Ron Morelli è un DJ di New York. È il capo di L.I.E.S., etichetta che ha oramai definito un suo stile tra techno old school a bassa fedeltà e rumori inusuale, eppure il suo nuovo album, Spit esce per Hospital (che è sempre di Fernow). Ad ascoltarlo sembra contemporaneamente l'apoteosi e una parodia piuttosto stronza del suono L.I.E.S. di cui sopra. L'electro-funk cialtrone delle sue ritmiche sarebbe in teoria ballabilissimo—ha anzi un botto di groove—ma è piazzato in un insieme di suoni che fa sembrare ogni brano uno scherzo bastardo. C'è del sarcasmo perché è uno sberleffo convinto, senza distacco ironico. Non si tuffa del tutto nella stortura, proprio perché la sua forza malvagia sta nel rimanere in bilico tra beat raccomandabili e sempliciotti, e rumore mefitico che si fa schifo da solo. Una roba che non sai come prendere e spiazza, specialmente perché sembra prendere atto che il noise, l'industrial e la techno più anziana e acida oramai rischiano di svuotarsi definitivamente perché vanno "di moda", così ci pensa lui a svuotarli del tutto. Li rende superficiali e quindi ancora più cattivi, perché non sai davvero che fartene né che cazzo vuole da te questo qua. È una strada che ultimamente stanno provando in tanti, da Powell a Prostitutes, ma nessuno era ancora andato così a fondo.

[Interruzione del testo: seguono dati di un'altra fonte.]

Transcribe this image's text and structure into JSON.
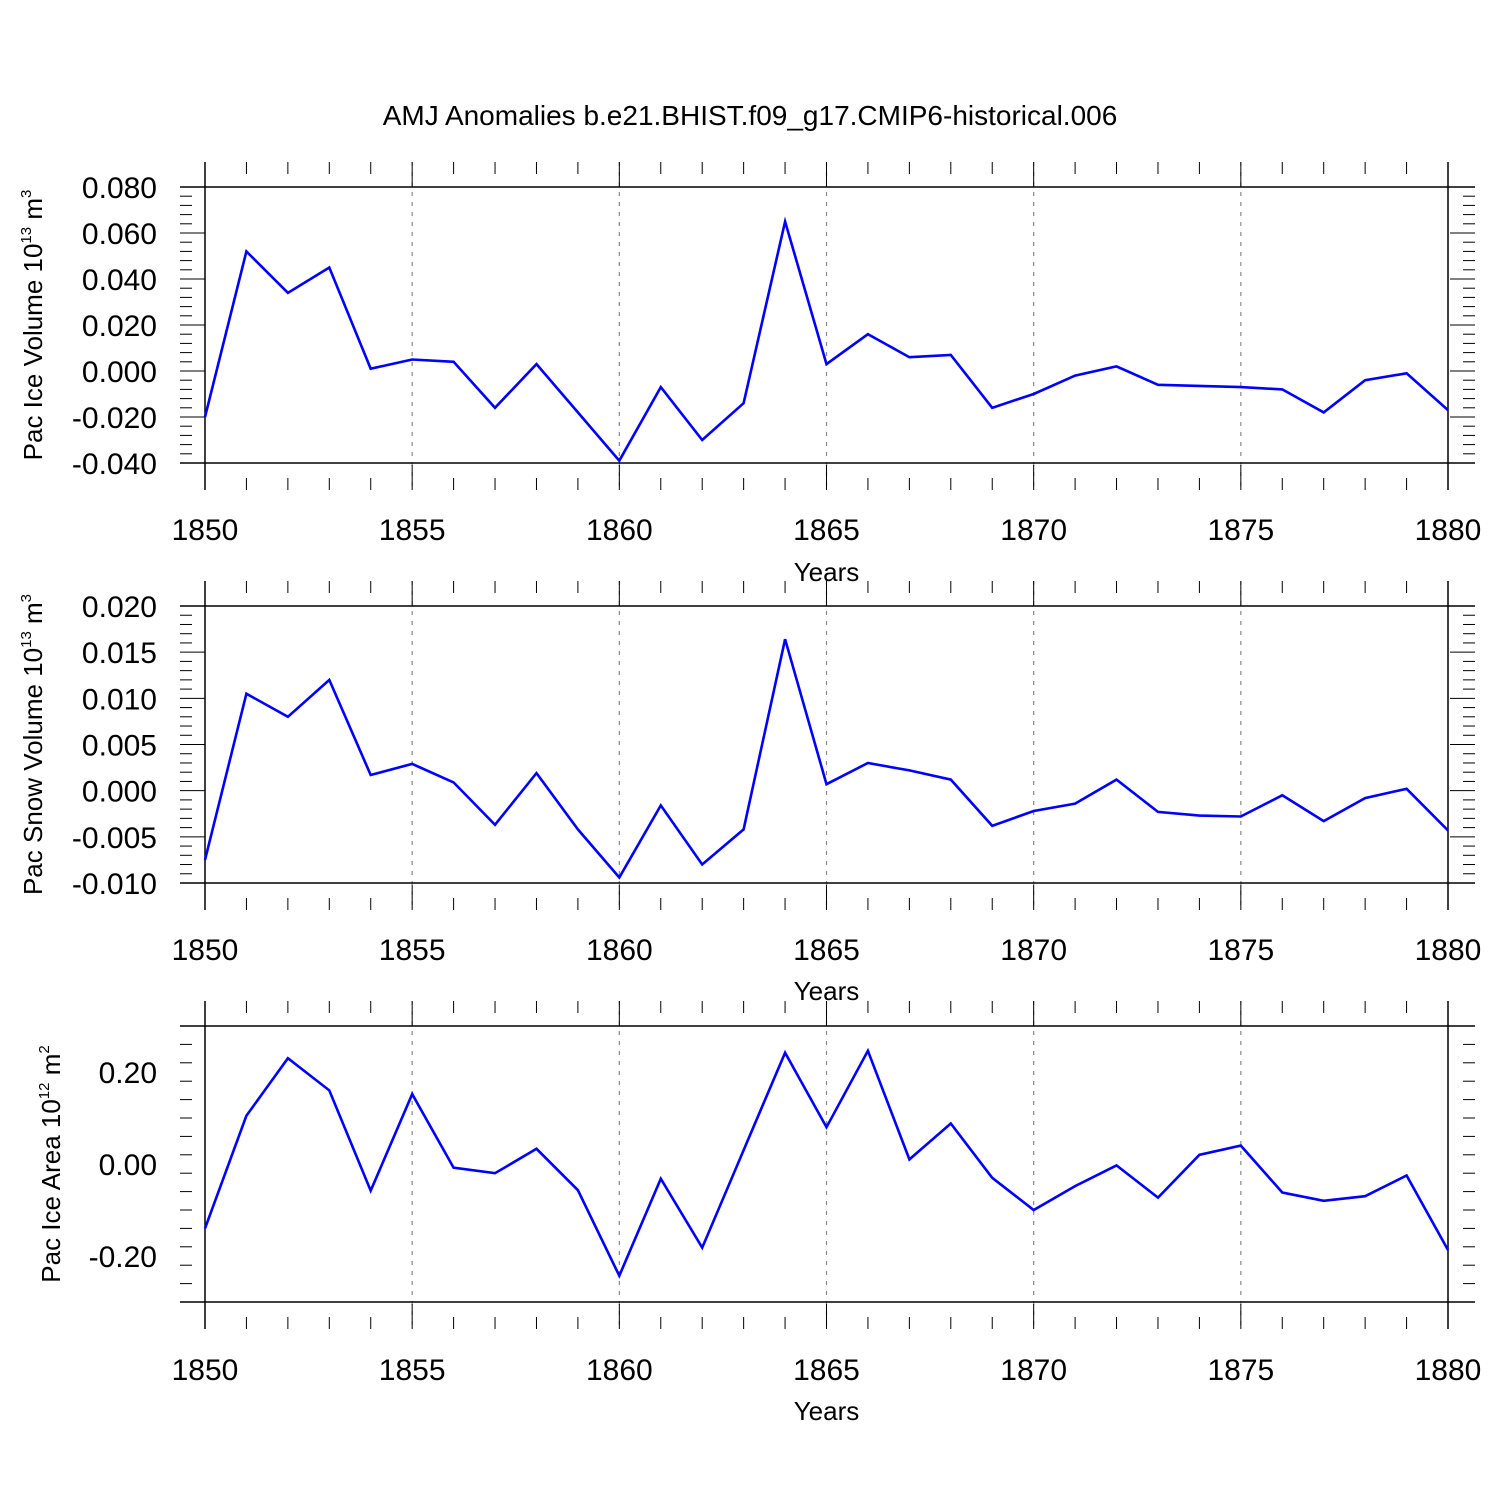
{
  "figure_title": "AMJ Anomalies b.e21.BHIST.f09_g17.CMIP6-historical.006",
  "line_color": "#0000ff",
  "chart_data": [
    {
      "type": "line",
      "title": "",
      "xlabel": "Years",
      "ylabel": {
        "prefix": "Pac Ice Volume 10",
        "exponent": "13",
        "unit": " m",
        "unit_exponent": "3"
      },
      "xlim": [
        1850,
        1880
      ],
      "ylim": [
        -0.04,
        0.08
      ],
      "x_ticks": [
        "1850",
        "1855",
        "1860",
        "1865",
        "1870",
        "1875",
        "1880"
      ],
      "y_ticks": [
        {
          "value": 0.08,
          "label": "0.080"
        },
        {
          "value": 0.06,
          "label": "0.060"
        },
        {
          "value": 0.04,
          "label": "0.040"
        },
        {
          "value": 0.02,
          "label": "0.020"
        },
        {
          "value": 0.0,
          "label": "0.000"
        },
        {
          "value": -0.02,
          "label": "-0.020"
        },
        {
          "value": -0.04,
          "label": "-0.040"
        }
      ],
      "grid": "vertical dashed at labeled years",
      "x": [
        1850,
        1851,
        1852,
        1853,
        1854,
        1855,
        1856,
        1857,
        1858,
        1859,
        1860,
        1861,
        1862,
        1863,
        1864,
        1865,
        1866,
        1867,
        1868,
        1869,
        1870,
        1871,
        1872,
        1873,
        1874,
        1875,
        1876,
        1877,
        1878,
        1879,
        1880
      ],
      "series": [
        {
          "values": [
            -0.02,
            0.052,
            0.034,
            0.045,
            0.001,
            0.005,
            0.004,
            -0.016,
            0.003,
            -0.018,
            -0.039,
            -0.007,
            -0.03,
            -0.014,
            0.065,
            0.003,
            0.016,
            0.006,
            0.007,
            -0.016,
            -0.01,
            -0.002,
            0.002,
            -0.006,
            -0.0065,
            -0.007,
            -0.008,
            -0.018,
            -0.004,
            -0.001,
            -0.017
          ]
        }
      ]
    },
    {
      "type": "line",
      "title": "",
      "xlabel": "Years",
      "ylabel": {
        "prefix": "Pac Snow Volume 10",
        "exponent": "13",
        "unit": " m",
        "unit_exponent": "3"
      },
      "xlim": [
        1850,
        1880
      ],
      "ylim": [
        -0.01,
        0.02
      ],
      "x_ticks": [
        "1850",
        "1855",
        "1860",
        "1865",
        "1870",
        "1875",
        "1880"
      ],
      "y_ticks": [
        {
          "value": 0.02,
          "label": "0.020"
        },
        {
          "value": 0.015,
          "label": "0.015"
        },
        {
          "value": 0.01,
          "label": "0.010"
        },
        {
          "value": 0.005,
          "label": "0.005"
        },
        {
          "value": 0.0,
          "label": "0.000"
        },
        {
          "value": -0.005,
          "label": "-0.005"
        },
        {
          "value": -0.01,
          "label": "-0.010"
        }
      ],
      "grid": "vertical dashed at labeled years",
      "x": [
        1850,
        1851,
        1852,
        1853,
        1854,
        1855,
        1856,
        1857,
        1858,
        1859,
        1860,
        1861,
        1862,
        1863,
        1864,
        1865,
        1866,
        1867,
        1868,
        1869,
        1870,
        1871,
        1872,
        1873,
        1874,
        1875,
        1876,
        1877,
        1878,
        1879,
        1880
      ],
      "series": [
        {
          "values": [
            -0.0075,
            0.0105,
            0.008,
            0.012,
            0.0017,
            0.0029,
            0.0009,
            -0.0037,
            0.0019,
            -0.0042,
            -0.0094,
            -0.0016,
            -0.008,
            -0.0042,
            0.0164,
            0.0007,
            0.003,
            0.0022,
            0.0012,
            -0.0038,
            -0.0022,
            -0.0014,
            0.0012,
            -0.0023,
            -0.0027,
            -0.0028,
            -0.0005,
            -0.0033,
            -0.0008,
            0.0002,
            -0.0043
          ]
        }
      ]
    },
    {
      "type": "line",
      "title": "",
      "xlabel": "Years",
      "ylabel": {
        "prefix": "Pac Ice Area 10",
        "exponent": "12",
        "unit": " m",
        "unit_exponent": "2"
      },
      "xlim": [
        1850,
        1880
      ],
      "ylim": [
        -0.3,
        0.3
      ],
      "x_ticks": [
        "1850",
        "1855",
        "1860",
        "1865",
        "1870",
        "1875",
        "1880"
      ],
      "y_ticks": [
        {
          "value": 0.2,
          "label": "0.20"
        },
        {
          "value": 0.0,
          "label": "0.00"
        },
        {
          "value": -0.2,
          "label": "-0.20"
        }
      ],
      "grid": "vertical dashed at labeled years",
      "x": [
        1850,
        1851,
        1852,
        1853,
        1854,
        1855,
        1856,
        1857,
        1858,
        1859,
        1860,
        1861,
        1862,
        1863,
        1864,
        1865,
        1866,
        1867,
        1868,
        1869,
        1870,
        1871,
        1872,
        1873,
        1874,
        1875,
        1876,
        1877,
        1878,
        1879,
        1880
      ],
      "series": [
        {
          "values": [
            -0.14,
            0.105,
            0.23,
            0.16,
            -0.058,
            0.152,
            -0.008,
            -0.02,
            0.033,
            -0.057,
            -0.243,
            -0.032,
            -0.182,
            0.03,
            0.242,
            0.08,
            0.246,
            0.01,
            0.088,
            -0.03,
            -0.1,
            -0.048,
            -0.003,
            -0.073,
            0.02,
            0.04,
            -0.062,
            -0.08,
            -0.07,
            -0.025,
            -0.187
          ]
        }
      ]
    }
  ]
}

A conti fatti, finisce per suonare davvero… divertente.

Diceva William Burroughs, in uno dei suoi aforismi più famosi che manco Jim Morrison sulla Smemoranda, che "il paranoico è uno che ha quasi capito come stanno le cose". Di fatto è vero, ma è vero anche che un quadro completo della realtà è oramai impossibile da ottenere (perfino per l'NSA, direi). Quello che certa musica può fare per noi è aiutarci a prendere atto dell'ir-realtà aumentata in cui viviamo e forgiarla in una forza produttiva, per quanto dura e distruttiva questa sia. Non è un caso che alla fine possa sempre risultare emozionante e ballabile, quindi intensa.